Unter dem Motto „Wir lassen uns nicht K.O.-Tropfen“ hat die Arbeitsgemeinschaft Sozialdemokratischer Frauen (AsF) des SPD-Ortsvereins Essen Fronhausen zum Themenabend eingeladen. Für praxisnahe Aufklärung über die unsichtbare Gefahr im Glas sorgte Referentin Melanie Kessenich von der Frauenberatung „Frauen helfen Frauen Essen e. V.“.
„Der Begriff K.O.-Tropfen umfasst eine Menge unterschiedlicher Substanzen – z. B. Beruhigungs- und Schlafmittel, Muskelrelaxantien oder Narkotika“, berichtet die Diplom-Sozialarbeiterin und Sozialpädagogin und ergänzt: „Über 100 verschiedene Mittel sind missbräuchlich als K.O.-Tropfen einsetzbar.“ Die Substanzen seien meist farb- und geruchlos und können daher nur schwer erkannt werden. Am häufigsten zum Einsatz komme jedoch das sogenannte „Liquid Ecstasy“, das in den zwei Varianten GHB und GBL vorkomme. Besonders heimtückisch: Die Vorstufe GBL ist frei und legal in großen Mengen erhältlich.
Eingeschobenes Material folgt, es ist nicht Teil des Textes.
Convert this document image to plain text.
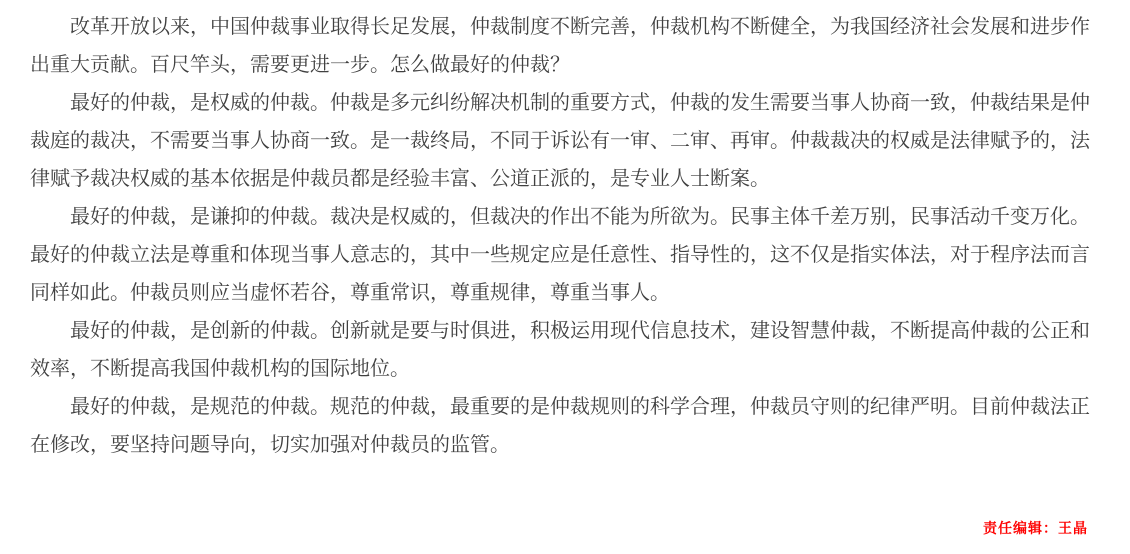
改革开放以来，中国仲裁事业取得长足发展，仲裁制度不断完善，仲裁机构不断健全，为我国经济社会发展和进步作出重大贡献。百尺竿头，需要更进一步。怎么做最好的仲裁？

最好的仲裁，是权威的仲裁。仲裁是多元纠纷解决机制的重要方式，仲裁的发生需要当事人协商一致，仲裁结果是仲裁庭的裁决，不需要当事人协商一致。是一裁终局，不同于诉讼有一审、二审、再审。仲裁裁决的权威是法律赋予的，法律赋予裁决权威的基本依据是仲裁员都是经验丰富、公道正派的，是专业人士断案。

最好的仲裁，是谦抑的仲裁。裁决是权威的，但裁决的作出不能为所欲为。民事主体千差万别，民事活动千变万化。最好的仲裁立法是尊重和体现当事人意志的，其中一些规定应是任意性、指导性的，这不仅是指实体法，对于程序法而言同样如此。仲裁员则应当虚怀若谷，尊重常识，尊重规律，尊重当事人。

最好的仲裁，是创新的仲裁。创新就是要与时俱进，积极运用现代信息技术，建设智慧仲裁，不断提高仲裁的公正和效率，不断提高我国仲裁机构的国际地位。

最好的仲裁，是规范的仲裁。规范的仲裁，最重要的是仲裁规则的科学合理，仲裁员守则的纪律严明。目前仲裁法正在修改，要坚持问题导向，切实加强对仲裁员的监管。

责任编辑：王晶
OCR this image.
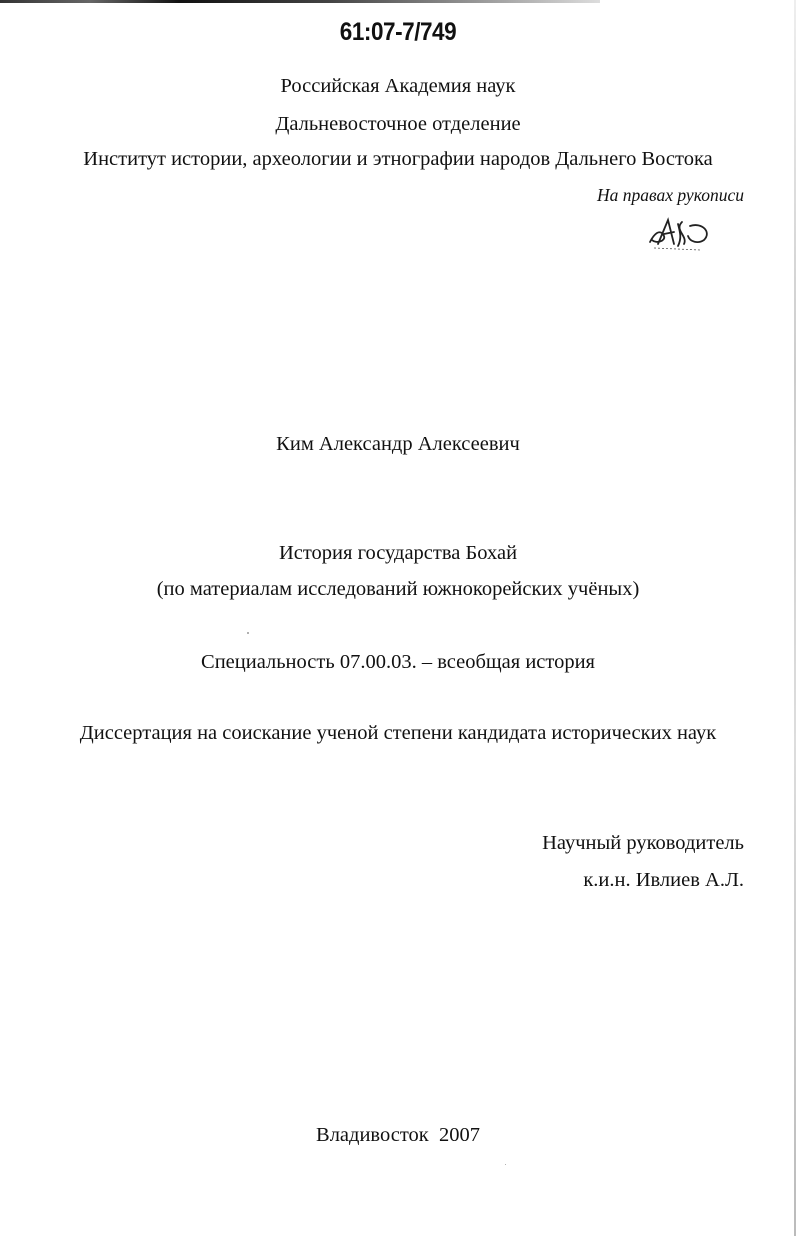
61:07-7/749
Российская Академия наук
Дальневосточное отделение
Институт истории, археологии и этнографии народов Дальнего Востока
На правах рукописи
Ким Александр Алексеевич
История государства Бохай
(по материалам исследований южнокорейских учёных)
Специальность 07.00.03. – всеобщая история
Диссертация на соискание ученой степени кандидата исторических наук
Научный руководитель
к.и.н. Ивлиев А.Л.
Владивосток  2007
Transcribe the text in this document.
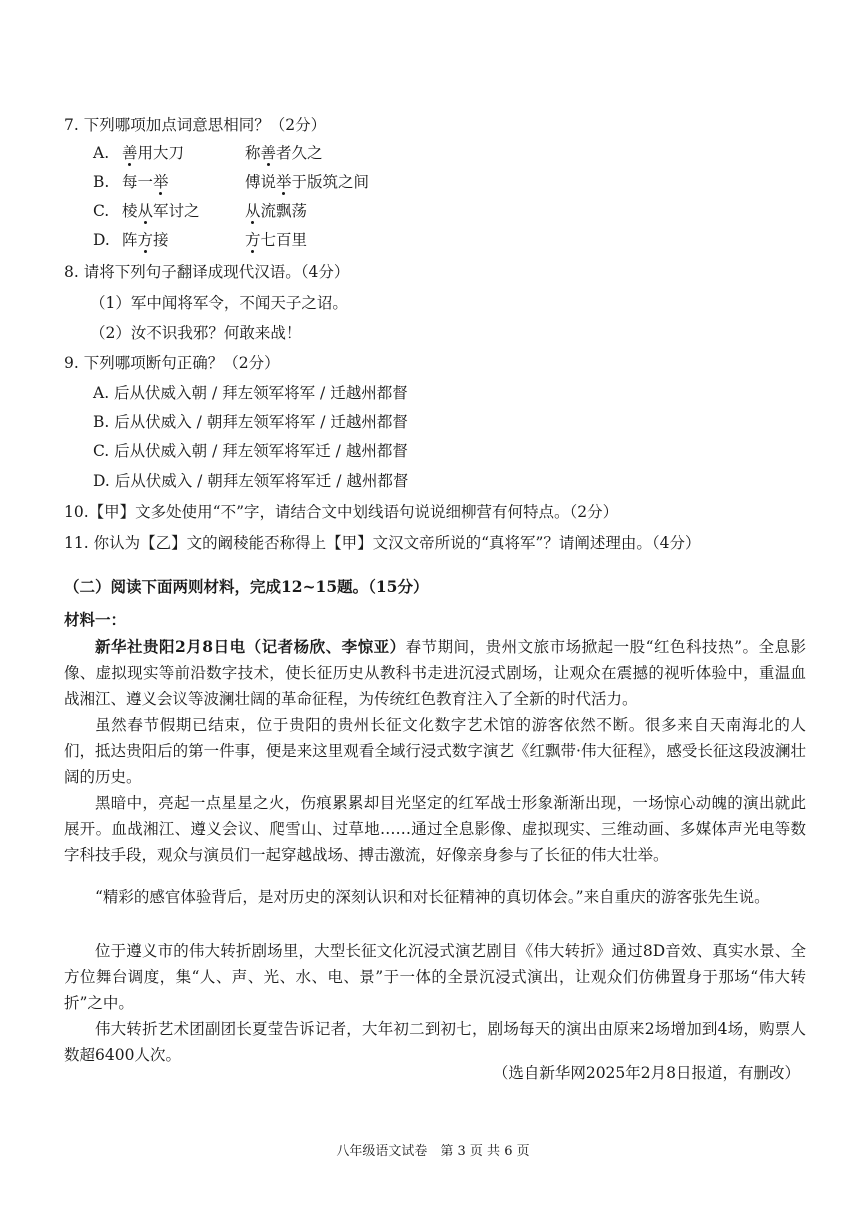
7. 下列哪项加点词意思相同？（2分）
A. 善用大刀	称善者久之
B. 每一举	傅说举于版筑之间
C. 棱从军讨之	从流飘荡
D. 阵方接	方七百里
8. 请将下列句子翻译成现代汉语。（4分）
（1）军中闻将军令，不闻天子之诏。
（2）汝不识我邪？何敢来战！
9. 下列哪项断句正确？（2分）
A. 后从伏威入朝 / 拜左领军将军 / 迁越州都督
B. 后从伏威入 / 朝拜左领军将军 / 迁越州都督
C. 后从伏威入朝 / 拜左领军将军迁 / 越州都督
D. 后从伏威入 / 朝拜左领军将军迁 / 越州都督
10.【甲】文多处使用“不”字，请结合文中划线语句说说细柳营有何特点。（2分）
11. 你认为【乙】文的阚稜能否称得上【甲】文汉文帝所说的“真将军”？请阐述理由。（4分）
（二）阅读下面两则材料，完成12~15题。（15分）
材料一：
新华社贵阳2月8日电（记者杨欣、李惊亚）春节期间，贵州文旅市场掀起一股“红色科技热”。全息影像、虚拟现实等前沿数字技术，使长征历史从教科书走进沉浸式剧场，让观众在震撼的视听体验中，重温血战湘江、遵义会议等波澜壮阔的革命征程，为传统红色教育注入了全新的时代活力。
虽然春节假期已结束，位于贵阳的贵州长征文化数字艺术馆的游客依然不断。很多来自天南海北的人们，抵达贵阳后的第一件事，便是来这里观看全域行浸式数字演艺《红飘带·伟大征程》，感受长征这段波澜壮阔的历史。
黑暗中，亮起一点星星之火，伤痕累累却目光坚定的红军战士形象渐渐出现，一场惊心动魄的演出就此展开。血战湘江、遵义会议、爬雪山、过草地……通过全息影像、虚拟现实、三维动画、多媒体声光电等数字科技手段，观众与演员们一起穿越战场、搏击激流，好像亲身参与了长征的伟大壮举。
“精彩的感官体验背后，是对历史的深刻认识和对长征精神的真切体会。”来自重庆的游客张先生说。
位于遵义市的伟大转折剧场里，大型长征文化沉浸式演艺剧目《伟大转折》通过8D音效、真实水景、全方位舞台调度，集“人、声、光、水、电、景”于一体的全景沉浸式演出，让观众们仿佛置身于那场“伟大转折”之中。
伟大转折艺术团副团长夏莹告诉记者，大年初二到初七，剧场每天的演出由原来2场增加到4场，购票人数超6400人次。
（选自新华网2025年2月8日报道，有删改）
八年级语文试卷　第 3 页 共 6 页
Häufig verabreicht: Liquid Ecstasy

Die Mittel an sich seien noch keine K.O.-Tropfen. „Die Einordnung als K.O.-Mittel ist erst dann angebracht, wenn der Stoff heimlich verabreicht wird“, weiß Melanie Kessenich. Dieser lande meist unbemerkt in der Flasche oder im Glas des Opfers, um es willenlos zu machen. Die Wirkung tritt schnell ein. „Liquid Ecstasy wirkt bereits ab einer geringen Dosierung von 0,5 ml“, so Kessenich. Ähnlich einem Alkoholrausch führe es zur Enthemmung und Stimmungsverstärkung. Mit gesteigerter Dosis verstärken sich auch die Effekte - bis hin zu Schwindel, Übelkeit, Benommenheit und Willenlosigkeit. Ab 2 ml könne von einer Überdosis gesprochen werden, bei der akute Lebensgefahr durch möglichen Atemstillstand bestehe. „Wenige Tropfen können den ganz entscheidenden Unterschied machen“, warnt Melanie Kessenich. Besonders gefährlich sei der „Mischkonsum“ mit Alkohol oder anderen im Vorfeld konsumierten Substanzen.

Jeder kann Opfer werden

Opfer werden könne prinzipiell jeder - überall und zu jeder Zeit: In Großraumdiscos, Kneipen oder auf privaten Partys. Das Spektrum der Übergriffe reiche von Diebstahl bis hin zu sexuellen Übergriffen. Täter seien sowohl Fremde als auch Freunde. Auch Männer können Opfer werden. Um möglichst viele Übergriffe zu verhindern, setzt der Verein „Frauenberatung Essen e. V.“ auf Prävention durch Aufklärung. Grundlegend sollte beachtet werden, die eigenen Getränke nicht aus den Augen zu lassen, keine offenen Getränke von Fremden anzunehmen und vor allem: aufeinander aufzupassen. „Außenstehende können meist gar nicht sehen, dass die Person schon einen Blackout hat, weil sie scheinbar noch aktiv am Geschehen teilnimmt“, mahnt Melanie Kessenich. Hilfreich können auch die sogenannten „Spikeys“ sein – kleine Stöpsel für Getränkeflaschen, die unbemerktes Einfüllen schädlicher Substanzen verhindern sollen. Erhältlich sind sie gegen eine Spende in der Beratungsstelle des Vereins.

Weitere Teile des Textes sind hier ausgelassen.